When his manageress evicted us for grot

he, returning from Hollywood, cast her out

in turn, and sent men to invite us back

but we had moved on to The Midnight Cowboy

 

(then yet to be filmed) (it’s how we lived, Murray)

back from Jedda-land, and a culture called the Push

which wasn’t a film, I dared to marry—

he declared this would destroy art in me.

A month later, the Cuba crisis, he and two friends

fled to the mountains, and came back not nuked,

all related years after in a wonderful film

called The Nostradamus Kid, spurned in Australia.

 

Long before, he’d scripted The Life and Times

of King O’Malley, who sold twenty years

of his soul to Parliament and Nation,

capital and rail line, then slumped in silence.

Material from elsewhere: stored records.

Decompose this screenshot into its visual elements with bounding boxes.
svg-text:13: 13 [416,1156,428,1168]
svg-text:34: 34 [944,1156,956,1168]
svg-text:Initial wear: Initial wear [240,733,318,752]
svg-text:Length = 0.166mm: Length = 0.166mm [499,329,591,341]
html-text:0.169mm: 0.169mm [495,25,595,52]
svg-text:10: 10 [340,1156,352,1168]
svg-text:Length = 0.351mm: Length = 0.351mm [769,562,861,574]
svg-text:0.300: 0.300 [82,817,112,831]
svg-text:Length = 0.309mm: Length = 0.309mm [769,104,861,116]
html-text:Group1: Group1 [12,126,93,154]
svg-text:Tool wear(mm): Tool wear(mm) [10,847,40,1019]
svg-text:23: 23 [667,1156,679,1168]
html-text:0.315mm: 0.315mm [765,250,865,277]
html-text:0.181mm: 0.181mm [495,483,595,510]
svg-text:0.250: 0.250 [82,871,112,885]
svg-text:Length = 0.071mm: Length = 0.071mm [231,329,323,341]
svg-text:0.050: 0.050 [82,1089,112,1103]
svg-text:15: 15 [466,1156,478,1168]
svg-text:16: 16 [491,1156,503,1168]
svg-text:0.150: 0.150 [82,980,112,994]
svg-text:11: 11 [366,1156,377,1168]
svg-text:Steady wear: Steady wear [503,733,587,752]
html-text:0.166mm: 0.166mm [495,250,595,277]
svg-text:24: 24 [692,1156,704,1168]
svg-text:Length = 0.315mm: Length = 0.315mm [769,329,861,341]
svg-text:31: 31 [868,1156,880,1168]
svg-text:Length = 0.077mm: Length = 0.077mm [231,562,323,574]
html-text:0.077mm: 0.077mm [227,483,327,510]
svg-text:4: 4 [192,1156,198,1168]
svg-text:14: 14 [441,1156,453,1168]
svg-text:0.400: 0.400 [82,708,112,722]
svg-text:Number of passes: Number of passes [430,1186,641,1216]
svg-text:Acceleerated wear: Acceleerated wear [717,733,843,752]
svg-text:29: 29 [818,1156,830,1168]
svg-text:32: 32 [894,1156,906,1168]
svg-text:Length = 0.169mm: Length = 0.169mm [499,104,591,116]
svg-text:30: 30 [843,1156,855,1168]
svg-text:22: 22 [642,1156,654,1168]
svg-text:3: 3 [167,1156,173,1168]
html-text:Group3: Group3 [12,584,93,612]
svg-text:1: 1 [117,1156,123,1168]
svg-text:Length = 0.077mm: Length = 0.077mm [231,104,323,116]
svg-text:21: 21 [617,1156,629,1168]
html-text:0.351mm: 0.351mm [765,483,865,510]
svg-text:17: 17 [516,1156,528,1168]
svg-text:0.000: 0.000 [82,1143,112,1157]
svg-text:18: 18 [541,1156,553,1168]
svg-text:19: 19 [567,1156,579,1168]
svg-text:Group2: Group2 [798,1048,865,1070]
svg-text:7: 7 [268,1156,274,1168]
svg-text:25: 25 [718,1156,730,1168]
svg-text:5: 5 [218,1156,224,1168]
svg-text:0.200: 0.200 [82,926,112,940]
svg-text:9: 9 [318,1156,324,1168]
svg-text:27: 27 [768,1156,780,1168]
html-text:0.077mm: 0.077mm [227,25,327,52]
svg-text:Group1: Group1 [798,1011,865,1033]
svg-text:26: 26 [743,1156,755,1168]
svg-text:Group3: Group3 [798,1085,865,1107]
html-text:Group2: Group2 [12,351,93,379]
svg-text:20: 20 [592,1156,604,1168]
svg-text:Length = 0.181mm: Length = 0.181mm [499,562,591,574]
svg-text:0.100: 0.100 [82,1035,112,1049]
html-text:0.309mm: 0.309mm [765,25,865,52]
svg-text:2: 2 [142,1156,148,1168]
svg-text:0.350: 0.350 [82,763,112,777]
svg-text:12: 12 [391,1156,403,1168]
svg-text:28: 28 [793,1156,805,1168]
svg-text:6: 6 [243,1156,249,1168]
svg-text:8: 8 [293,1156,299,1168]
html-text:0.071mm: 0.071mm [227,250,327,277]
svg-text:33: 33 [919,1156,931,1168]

Newsfront followed, whose hero kept his soul:

masterpieces all three; his career followed on

through film and prose, as mine through rough metre

but we were friends for friendship, not rivalry.

 

We made an arch biopic for TV

which many loved but the ABC lost

we made a kids’ film I Own the Racecourse.

He married adorably well, and out-ventured

a Kiplingite friend on behalf of Bangla Desh

while I moved quietly home to the bush.

He was loyal to tin roofs among hosts who were not

and brought me friends among the filmed and the shot

 

but now our barely political yarns

are finished, even in the Jewish café

down Bondi, where last summer saw us

praising our fathers and Bill O’Reilly.

You are gone. And I had dared think

it was like when my liver went to the brink—

Low slung and wooden, you pass on your way

as I prefer all our years to one dressy day.